To begin with, when you lose someone you love it can be hard to even think about the future. You might feel exhausted, or empty, or alone. But as time passes, life will slowly become less painful. 

As the weeks and months go by, you might find you want to talk more about what’s happened. You might feel more able to do things or go to places that remind you of the person you’ve lost - or you might decide that's definitely something you don't want to do. You might start to accept that the future now looks different for you.  

Some people find that support groups and counselling make a really useful difference. Others prefer to talk to family and friends, and to try and get back to a normal routine. You’ll know what works best for you. 

And while some days will be tougher than others, it can help to plan beforehand what to do on days you know will be difficult – like birthdays and Christmas – and to think about what helps to improve your mood the rest of the time. It might be listening to music, or talking to friends, or going for a walk, or getting out in the garden. 
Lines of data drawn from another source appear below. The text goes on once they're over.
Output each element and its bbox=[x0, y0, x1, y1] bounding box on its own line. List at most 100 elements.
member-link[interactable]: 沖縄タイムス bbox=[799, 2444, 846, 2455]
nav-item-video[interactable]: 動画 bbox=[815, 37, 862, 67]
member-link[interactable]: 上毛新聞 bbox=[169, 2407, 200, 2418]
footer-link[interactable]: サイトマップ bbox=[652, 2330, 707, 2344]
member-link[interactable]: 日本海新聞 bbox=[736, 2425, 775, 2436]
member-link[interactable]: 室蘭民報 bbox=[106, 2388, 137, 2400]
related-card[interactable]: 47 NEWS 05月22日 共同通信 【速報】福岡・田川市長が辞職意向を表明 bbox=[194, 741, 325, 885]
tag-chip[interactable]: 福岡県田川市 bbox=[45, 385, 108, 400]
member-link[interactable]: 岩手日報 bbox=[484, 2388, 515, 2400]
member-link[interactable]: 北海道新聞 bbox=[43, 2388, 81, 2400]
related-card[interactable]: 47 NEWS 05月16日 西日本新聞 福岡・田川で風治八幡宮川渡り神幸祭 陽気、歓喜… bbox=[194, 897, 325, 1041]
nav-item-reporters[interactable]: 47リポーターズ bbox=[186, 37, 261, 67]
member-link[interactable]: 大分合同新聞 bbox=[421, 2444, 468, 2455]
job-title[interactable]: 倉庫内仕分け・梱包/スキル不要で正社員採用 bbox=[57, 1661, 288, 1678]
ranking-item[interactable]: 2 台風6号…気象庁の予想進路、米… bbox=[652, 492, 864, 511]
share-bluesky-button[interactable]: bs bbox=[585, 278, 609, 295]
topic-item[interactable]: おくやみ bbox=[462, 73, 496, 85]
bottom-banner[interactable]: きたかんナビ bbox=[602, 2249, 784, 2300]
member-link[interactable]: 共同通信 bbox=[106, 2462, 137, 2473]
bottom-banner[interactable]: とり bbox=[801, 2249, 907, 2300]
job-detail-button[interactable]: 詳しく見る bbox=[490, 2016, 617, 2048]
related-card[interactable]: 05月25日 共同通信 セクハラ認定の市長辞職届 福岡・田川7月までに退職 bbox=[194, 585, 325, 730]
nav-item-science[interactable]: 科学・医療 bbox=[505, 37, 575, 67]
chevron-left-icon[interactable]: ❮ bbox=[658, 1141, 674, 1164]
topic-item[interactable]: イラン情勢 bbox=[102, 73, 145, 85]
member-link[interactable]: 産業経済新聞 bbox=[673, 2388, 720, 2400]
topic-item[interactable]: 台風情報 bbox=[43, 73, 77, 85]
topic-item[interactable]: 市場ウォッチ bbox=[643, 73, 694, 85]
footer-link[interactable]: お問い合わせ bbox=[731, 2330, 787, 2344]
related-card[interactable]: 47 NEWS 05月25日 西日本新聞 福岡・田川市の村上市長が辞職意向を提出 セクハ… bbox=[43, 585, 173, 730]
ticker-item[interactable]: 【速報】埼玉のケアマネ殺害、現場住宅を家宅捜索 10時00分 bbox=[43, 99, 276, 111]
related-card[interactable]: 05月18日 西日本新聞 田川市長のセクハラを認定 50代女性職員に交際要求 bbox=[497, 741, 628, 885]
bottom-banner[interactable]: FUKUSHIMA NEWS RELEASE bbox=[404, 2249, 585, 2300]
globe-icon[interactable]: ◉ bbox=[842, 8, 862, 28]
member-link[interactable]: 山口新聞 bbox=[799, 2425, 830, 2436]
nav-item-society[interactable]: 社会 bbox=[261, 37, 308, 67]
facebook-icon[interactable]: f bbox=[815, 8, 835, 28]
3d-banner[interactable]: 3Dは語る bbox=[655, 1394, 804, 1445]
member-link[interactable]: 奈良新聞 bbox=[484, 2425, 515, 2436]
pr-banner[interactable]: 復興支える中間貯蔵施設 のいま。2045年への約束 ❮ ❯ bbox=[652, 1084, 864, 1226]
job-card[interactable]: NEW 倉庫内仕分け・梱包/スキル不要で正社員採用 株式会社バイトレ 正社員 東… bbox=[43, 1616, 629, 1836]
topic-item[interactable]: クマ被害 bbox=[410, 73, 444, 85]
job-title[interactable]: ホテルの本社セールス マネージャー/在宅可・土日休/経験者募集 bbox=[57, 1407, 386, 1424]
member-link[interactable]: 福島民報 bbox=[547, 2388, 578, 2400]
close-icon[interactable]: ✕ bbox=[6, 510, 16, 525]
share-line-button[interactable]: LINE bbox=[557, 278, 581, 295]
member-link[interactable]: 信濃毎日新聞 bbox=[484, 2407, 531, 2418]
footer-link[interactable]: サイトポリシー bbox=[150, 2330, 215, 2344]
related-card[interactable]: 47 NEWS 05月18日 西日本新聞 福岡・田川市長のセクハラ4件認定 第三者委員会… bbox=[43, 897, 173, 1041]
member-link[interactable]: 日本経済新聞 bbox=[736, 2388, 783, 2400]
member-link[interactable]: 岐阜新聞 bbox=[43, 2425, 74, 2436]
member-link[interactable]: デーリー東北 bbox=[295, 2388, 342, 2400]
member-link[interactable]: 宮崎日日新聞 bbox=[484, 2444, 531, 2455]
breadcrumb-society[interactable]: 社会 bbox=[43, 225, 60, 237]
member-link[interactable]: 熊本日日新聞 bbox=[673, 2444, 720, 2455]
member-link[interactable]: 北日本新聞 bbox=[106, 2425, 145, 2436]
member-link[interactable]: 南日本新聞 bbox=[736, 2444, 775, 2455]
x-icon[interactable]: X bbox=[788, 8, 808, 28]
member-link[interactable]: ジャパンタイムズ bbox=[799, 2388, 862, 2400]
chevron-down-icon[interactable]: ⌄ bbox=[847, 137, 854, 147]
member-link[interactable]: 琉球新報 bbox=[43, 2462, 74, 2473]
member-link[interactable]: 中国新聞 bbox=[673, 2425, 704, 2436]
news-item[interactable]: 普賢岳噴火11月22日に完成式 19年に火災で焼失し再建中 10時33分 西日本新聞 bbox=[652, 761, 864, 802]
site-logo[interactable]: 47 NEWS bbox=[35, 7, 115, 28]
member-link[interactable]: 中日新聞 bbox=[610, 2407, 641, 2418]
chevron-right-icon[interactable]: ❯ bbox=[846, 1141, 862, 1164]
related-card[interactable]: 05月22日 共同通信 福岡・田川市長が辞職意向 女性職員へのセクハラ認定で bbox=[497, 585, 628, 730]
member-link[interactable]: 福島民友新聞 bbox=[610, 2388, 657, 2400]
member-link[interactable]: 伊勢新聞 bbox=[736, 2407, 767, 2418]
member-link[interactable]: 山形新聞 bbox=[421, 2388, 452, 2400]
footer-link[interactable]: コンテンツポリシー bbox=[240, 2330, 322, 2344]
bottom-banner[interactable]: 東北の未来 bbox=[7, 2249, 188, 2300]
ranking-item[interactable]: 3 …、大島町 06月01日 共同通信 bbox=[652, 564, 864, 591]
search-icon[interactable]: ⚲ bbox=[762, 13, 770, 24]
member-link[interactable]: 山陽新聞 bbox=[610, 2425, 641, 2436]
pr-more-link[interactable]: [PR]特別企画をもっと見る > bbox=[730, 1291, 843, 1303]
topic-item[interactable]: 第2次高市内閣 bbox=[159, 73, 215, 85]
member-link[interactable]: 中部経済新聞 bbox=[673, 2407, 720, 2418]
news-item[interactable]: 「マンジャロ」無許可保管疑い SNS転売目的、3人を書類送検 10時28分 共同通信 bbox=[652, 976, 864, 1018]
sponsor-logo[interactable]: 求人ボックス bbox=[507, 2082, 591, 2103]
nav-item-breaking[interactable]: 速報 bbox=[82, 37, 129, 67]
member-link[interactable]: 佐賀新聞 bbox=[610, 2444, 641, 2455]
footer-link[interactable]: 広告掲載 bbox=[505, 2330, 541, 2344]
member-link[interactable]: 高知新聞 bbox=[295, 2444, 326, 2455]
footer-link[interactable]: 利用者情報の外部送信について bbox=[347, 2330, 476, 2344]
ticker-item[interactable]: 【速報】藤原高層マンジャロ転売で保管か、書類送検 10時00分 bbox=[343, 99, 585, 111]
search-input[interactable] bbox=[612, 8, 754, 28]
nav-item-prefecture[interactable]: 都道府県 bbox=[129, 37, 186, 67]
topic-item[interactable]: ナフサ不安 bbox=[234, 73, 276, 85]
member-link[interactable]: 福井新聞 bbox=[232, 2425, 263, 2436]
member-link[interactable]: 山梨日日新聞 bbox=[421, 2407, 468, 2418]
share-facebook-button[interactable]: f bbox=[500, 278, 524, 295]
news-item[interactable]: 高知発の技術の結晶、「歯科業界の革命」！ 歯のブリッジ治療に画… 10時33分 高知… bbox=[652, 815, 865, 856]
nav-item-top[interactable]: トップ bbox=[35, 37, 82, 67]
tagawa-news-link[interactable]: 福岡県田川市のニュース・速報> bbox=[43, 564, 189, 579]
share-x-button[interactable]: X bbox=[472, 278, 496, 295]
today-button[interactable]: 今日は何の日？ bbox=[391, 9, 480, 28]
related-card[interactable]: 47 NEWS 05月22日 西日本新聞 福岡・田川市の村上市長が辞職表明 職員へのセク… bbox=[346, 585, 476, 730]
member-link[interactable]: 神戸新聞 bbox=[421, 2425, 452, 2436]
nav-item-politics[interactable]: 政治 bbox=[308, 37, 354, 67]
But whatever works for you, you don’t need to put on a brave face or to hide your feelings. Showing your emotions can help. And remember that you will get through this – and that you’ll always have the memories of the time you spent together. 

Who to talk to

If you find that you are struggling after losing someone close to you, it’s important not to try and cope alone. Your GP can put you in touch with counsellors who can help you work through your feelings. And the following organisations offer specialist advice and support for people who have lost friends and family members to cancer: 

  • Child Bereavement UK - offer a confidential support and information line for bereaved families and professionals when a child has died and when a child is bereaved.
  • Childline - a free national helpline for children and young people. Childline talks to more than 1,000 bereaved children and young people every year.
  • Cruse Bereavement Care - the major UK charity offering support to bereaved people, whatever their situation.
  • Winston's Wish - offer a helpline providing support, information and guidance to all those caring for a child of young person who has been bereaved.
  • The Compassionate Friends - a charitable organisation of bereaved parents, siblings and grandparents dedicated to the support and care of other bereaved parents, siblings, and grandparents who have suffered the death of a child/children.